RE: Liquidation; automatic liquidation; 19 U.S.C. 1500; deemed liquidation; reliquidation is a new liquidation

Dear Sir:

This is in response to the above-referenced protest, dated January 1, 1984, which was forwarded to our office last November for further review. This particular protest concerned two importations of footwear which were entered on May 14 and 19, 1981, respectively. Both entries were automatically liquidated "no change" on May 6, 1983, following an extension of liquidation in January of that same year. A bulletin notice was posted at the customhouse as required by law. Customs subsequently reliquidated the entries at a higher rate of duty on July 28, 1983. A formal demand for payment of the additional duties was made on the surety, the Washington International Insurance Company, on November 4, 1983, which resulted in that company filing the protest at issue on January 9, 1984.

The protestant requested further review; your office has forwarded the protest to Headquarters to resolve the issue of whether an automatic liquidation is a proper liquidation under 19 U.S.C. 1500, which can be voluntarily reliquidated by Customs within 90 days of the automatic liquidation. This issue was raised because the protestant has challenged the validity of automatic liquidations, and maintains that the entries were deemed liquidated and therefore could not be reliquidated by Customs.

After examining the protest, we find that it is unnecessary to address the question of whether the automatic liquidation was proper, because the protestant is precluded from using that issue as a ground for protest.

It is our position that the protestant, Washington International Insurance Company, is barred from challenging the validity of the original liquidation, because the demand for payment was made on the reliquidated, not the liquidated, amount.

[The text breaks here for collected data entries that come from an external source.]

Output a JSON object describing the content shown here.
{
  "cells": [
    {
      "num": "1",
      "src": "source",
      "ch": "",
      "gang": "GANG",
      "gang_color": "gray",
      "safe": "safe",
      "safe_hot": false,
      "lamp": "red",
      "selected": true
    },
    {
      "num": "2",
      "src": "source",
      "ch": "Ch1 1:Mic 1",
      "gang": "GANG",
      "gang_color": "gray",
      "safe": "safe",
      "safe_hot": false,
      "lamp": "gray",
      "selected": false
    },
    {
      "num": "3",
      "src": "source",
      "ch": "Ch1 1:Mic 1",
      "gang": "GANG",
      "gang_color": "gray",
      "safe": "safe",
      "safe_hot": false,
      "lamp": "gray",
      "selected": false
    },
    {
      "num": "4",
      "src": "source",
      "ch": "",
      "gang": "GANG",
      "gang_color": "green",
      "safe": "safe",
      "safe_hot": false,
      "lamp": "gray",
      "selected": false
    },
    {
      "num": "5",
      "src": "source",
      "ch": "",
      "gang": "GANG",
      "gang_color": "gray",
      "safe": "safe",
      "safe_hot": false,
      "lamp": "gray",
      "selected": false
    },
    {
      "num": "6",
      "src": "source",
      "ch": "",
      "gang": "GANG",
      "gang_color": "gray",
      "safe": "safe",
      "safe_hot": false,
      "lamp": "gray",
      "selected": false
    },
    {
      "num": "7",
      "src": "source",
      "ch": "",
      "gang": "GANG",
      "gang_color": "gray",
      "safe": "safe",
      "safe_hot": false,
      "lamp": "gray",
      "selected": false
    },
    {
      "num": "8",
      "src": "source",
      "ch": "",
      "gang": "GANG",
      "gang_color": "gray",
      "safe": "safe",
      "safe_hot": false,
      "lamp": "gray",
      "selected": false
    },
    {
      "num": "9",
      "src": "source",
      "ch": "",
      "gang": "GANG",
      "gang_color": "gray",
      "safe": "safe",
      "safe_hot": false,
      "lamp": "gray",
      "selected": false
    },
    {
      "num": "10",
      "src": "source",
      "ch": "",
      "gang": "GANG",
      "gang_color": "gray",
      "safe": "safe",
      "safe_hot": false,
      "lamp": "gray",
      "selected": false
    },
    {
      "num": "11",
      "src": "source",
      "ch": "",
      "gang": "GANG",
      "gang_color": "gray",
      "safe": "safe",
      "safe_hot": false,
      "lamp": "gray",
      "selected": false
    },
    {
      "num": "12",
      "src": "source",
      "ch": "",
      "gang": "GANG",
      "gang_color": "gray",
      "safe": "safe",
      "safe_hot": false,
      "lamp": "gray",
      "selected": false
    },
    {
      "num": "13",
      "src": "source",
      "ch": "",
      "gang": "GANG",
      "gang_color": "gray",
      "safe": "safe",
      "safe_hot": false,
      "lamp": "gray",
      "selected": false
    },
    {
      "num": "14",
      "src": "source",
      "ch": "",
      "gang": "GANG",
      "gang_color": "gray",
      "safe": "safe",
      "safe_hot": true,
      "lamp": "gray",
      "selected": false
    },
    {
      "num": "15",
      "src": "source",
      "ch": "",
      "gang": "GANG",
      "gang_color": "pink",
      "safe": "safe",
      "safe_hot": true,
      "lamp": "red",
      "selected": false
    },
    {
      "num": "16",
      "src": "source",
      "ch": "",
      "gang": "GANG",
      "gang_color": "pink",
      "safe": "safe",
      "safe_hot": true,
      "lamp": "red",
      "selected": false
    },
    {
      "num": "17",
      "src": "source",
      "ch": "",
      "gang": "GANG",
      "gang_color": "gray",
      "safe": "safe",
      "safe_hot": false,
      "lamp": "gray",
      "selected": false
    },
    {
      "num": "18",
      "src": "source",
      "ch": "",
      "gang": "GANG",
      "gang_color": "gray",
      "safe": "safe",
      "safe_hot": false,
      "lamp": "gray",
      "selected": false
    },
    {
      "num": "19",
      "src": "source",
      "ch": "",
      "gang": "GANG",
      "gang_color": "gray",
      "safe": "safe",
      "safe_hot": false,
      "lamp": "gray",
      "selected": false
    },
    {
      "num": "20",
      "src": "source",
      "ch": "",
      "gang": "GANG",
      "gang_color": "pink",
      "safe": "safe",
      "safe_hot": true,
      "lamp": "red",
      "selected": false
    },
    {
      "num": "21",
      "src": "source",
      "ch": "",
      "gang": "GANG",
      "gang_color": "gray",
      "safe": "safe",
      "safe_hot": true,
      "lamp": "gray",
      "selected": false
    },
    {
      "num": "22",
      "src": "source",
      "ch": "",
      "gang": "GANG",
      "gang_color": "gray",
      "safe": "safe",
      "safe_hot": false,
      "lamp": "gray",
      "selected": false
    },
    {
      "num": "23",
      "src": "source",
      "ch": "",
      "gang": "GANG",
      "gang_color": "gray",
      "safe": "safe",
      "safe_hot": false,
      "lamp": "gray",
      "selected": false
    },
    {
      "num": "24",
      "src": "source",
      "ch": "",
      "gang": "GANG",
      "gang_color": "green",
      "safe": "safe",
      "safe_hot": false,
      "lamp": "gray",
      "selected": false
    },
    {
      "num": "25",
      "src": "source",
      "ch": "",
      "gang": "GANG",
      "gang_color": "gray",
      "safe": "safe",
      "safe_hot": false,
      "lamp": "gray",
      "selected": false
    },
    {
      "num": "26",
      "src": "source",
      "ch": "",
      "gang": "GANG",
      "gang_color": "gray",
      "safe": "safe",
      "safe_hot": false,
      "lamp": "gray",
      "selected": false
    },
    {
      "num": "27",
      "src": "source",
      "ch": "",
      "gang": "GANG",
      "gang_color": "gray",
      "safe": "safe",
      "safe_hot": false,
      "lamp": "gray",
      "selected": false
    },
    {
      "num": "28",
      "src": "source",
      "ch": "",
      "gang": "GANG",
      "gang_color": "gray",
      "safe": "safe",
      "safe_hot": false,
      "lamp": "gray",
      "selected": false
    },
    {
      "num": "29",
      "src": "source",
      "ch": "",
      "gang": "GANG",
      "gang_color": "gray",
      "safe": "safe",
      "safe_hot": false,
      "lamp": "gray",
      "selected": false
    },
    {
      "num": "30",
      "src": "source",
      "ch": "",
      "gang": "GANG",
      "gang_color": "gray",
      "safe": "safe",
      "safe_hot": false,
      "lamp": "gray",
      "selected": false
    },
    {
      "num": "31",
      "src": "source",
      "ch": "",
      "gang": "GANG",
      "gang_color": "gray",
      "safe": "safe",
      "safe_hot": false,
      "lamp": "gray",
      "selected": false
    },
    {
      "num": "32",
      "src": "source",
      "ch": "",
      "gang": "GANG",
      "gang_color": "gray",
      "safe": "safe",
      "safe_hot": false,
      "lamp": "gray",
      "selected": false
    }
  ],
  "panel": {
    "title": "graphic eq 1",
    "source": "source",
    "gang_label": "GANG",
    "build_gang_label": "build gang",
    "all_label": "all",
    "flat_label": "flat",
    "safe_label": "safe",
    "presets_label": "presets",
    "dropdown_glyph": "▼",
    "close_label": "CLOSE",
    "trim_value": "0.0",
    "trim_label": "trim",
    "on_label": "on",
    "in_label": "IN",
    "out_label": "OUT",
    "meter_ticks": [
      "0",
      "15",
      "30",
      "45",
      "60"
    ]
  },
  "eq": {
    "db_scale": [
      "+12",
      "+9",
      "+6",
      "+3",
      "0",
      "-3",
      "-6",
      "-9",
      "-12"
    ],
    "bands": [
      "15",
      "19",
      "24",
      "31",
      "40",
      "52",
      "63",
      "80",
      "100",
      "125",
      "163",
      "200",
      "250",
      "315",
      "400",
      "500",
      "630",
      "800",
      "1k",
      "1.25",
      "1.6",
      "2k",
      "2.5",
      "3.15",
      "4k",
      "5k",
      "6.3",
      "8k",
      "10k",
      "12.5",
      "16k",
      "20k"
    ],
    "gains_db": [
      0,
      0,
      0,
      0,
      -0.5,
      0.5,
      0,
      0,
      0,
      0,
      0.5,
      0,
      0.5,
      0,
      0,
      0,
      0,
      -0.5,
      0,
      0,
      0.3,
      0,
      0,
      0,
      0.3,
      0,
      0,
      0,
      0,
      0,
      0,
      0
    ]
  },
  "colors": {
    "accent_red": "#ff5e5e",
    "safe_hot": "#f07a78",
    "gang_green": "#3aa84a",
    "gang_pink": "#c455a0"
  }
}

A reliquidation is a new liquidation and an abandonment of all former ones, and is subject to protest, just as the first liquidation was. United States v. Fensterer & Ruhe, 12 Ct. Cust. App. 410 (1924). All previous liquidations, such as the May 6, 1983, liquidation, are subsumed by the most recent liquidation, which in this case would be the July 28, 1983, reliquidation. The time to protest begins to run when the entries have been finally liquidated, and not from a previous liquidation which has been abandoned. Robertson v. Downing, 127 U.S. 607, 613 (1888). Although the time frame within which sureties may protest a liquidation or reliquidation is different from that allowed the other protestants listed in 19 U.S.C. 1514(c)(1) (within 90 days from the date of mailing of the notice for demand for payment instead of within 90 days of notice of liquidation or reliquidation), the underlying principle permitting protest only of the most recent liquidation remains the same for all protestants; applied here, this would allow Washington International Insurance Company to protest only the July 28, 1983, reliquidation, not the earlier liquidation.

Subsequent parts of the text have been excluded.